Most importantly, he tells Robby, "Support him in what he's doing, but not in the girl things."

It's not hard to imagine Pat Robertson saying the same thing.

Dr. Phil's style works for what he does. No one wants to actually watch a real psychologist talk to a patient for hours, discussing how to best reach the patients' goals and with no concrete advice, no finger-wagging, and no scolding. He has to have a formula to fall back on, an understanding of what people should be doing that doesn't require him to actually know much about other people's lives, and it makes for better TV.

And, surprise surprise, in the lowest common denominator world of television entertainment, the easiest narrative of normality is straight, white, Christian, and middle-class.

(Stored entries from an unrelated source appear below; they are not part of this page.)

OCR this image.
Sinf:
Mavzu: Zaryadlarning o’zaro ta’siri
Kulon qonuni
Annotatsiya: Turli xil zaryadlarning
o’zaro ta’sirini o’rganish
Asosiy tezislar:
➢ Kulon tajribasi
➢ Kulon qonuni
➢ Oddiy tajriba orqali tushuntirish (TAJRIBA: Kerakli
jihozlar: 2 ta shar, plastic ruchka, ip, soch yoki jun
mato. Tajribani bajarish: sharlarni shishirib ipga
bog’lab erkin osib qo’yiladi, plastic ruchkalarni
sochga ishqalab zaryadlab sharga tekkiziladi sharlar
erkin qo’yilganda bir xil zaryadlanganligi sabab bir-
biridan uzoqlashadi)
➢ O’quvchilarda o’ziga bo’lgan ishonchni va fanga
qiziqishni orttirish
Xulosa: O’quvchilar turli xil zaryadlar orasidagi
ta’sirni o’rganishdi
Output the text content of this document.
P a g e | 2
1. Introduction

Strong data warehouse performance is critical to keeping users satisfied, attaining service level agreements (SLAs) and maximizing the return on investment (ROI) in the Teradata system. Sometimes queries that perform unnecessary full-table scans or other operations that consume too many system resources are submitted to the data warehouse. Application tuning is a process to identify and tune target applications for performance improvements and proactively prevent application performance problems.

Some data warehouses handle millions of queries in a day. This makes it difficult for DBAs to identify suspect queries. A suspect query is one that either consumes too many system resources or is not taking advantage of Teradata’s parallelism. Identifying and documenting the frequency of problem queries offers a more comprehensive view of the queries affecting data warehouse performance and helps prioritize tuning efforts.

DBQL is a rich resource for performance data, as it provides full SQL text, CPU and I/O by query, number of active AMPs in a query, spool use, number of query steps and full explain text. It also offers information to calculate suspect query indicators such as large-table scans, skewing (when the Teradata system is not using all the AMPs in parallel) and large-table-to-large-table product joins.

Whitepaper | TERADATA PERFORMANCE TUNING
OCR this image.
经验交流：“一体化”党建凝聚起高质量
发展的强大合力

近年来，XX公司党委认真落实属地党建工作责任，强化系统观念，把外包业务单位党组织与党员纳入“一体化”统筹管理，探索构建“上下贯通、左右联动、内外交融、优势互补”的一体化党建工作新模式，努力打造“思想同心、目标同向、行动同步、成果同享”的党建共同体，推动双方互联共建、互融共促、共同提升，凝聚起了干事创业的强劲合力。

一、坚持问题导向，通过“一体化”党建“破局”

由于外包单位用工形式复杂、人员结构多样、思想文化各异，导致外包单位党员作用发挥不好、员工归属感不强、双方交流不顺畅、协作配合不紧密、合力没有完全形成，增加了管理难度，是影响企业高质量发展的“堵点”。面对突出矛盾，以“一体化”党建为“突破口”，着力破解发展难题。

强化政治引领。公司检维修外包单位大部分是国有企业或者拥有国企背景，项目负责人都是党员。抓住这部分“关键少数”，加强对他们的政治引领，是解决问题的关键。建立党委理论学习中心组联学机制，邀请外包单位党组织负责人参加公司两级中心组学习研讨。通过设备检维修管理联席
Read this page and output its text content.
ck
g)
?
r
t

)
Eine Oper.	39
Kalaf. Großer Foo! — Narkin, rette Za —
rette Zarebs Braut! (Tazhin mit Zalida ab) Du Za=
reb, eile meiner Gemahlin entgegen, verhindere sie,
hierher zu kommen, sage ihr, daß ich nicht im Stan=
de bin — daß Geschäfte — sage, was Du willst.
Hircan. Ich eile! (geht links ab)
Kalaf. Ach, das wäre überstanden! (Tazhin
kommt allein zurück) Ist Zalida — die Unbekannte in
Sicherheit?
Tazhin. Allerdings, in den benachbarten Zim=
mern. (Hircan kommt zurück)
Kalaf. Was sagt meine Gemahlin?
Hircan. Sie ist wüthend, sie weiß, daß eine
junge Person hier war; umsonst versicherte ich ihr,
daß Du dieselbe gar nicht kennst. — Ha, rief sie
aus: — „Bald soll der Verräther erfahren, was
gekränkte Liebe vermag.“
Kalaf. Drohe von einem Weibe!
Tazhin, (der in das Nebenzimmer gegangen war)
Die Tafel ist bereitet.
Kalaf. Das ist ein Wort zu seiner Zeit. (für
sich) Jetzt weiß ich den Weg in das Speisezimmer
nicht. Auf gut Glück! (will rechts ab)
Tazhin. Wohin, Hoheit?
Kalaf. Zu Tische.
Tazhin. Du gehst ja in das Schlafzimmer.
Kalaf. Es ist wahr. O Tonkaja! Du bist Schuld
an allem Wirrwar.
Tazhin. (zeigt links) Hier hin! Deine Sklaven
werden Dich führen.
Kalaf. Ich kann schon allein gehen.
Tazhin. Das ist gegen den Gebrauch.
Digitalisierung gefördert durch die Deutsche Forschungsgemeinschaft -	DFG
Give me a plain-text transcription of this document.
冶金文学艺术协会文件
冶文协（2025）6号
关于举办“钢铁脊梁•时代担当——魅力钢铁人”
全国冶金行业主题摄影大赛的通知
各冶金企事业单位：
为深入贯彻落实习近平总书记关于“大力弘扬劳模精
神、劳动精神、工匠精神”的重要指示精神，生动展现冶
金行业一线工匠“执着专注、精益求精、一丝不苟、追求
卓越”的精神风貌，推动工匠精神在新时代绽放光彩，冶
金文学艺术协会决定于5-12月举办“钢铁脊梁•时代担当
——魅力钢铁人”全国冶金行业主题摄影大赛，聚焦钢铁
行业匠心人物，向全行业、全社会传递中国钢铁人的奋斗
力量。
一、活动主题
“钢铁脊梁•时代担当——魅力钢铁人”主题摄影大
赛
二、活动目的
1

So while he assures the mother that her child is just going through a phase, he makes sure to tell her that it's her "job" to shame her son into acting more macho. Send him a "direct message" that he's a boy, just in case he forgot (since people have a way of just forgetting their gender like that), and a direct message that being himself is unacceptable.

The goal is not to make this boy happy. What the boy wants does not concern Dr. Phil; he neither asks about it nor does he respect what he's told the boy wants, advising the mother to steam-roll over her son's personality and force him to replace his desires with other desires.

The goal is to make the boy normal, because everyone's goal in life is to make the Dr. Phils of the world more comfortable.

4 comments:

Anonymous said...

Eh, the guy's an ass and always has been. Poor kid, and poor people who buy into his crap.

Peace <3
Jay

Aek said...

I never liked Dr. Phil. He gives off that "I'm a quack on TV" feel.

Lightning Baltimore said...

Ugh

Joshua said...

Dr. Phil isn't actually any kind of registered psychologist or psychiatrist. He gives off a massive quack feel because he is one. I mean, at least Maury, Jeremy Kyle and Tyra don't pretend to be mental health professionals.

Also, as someone who played with barbie dolls as a child, I can assure you, it's not playing with them that's damaging, it's the merciless teasing given for doing so that's damaging.

The so called 'Dr.' Phil's advice isn't entirely illegitimate in this case however. The world isn't a sunshine little happy place, and the child could potentially undergo far more harm from people's reaction to them playing with barbie dolls and dressing in girls clothing than they would from not being allowed to do so.

It's not about gender expression, it's about remembering that children are children, and want to do stuff that isn't necessarily very good for them. Stopping them doing those things is part of a parents job. If the behaviour could cause possible physical and mental damage, why should the child not be dissuaded from it?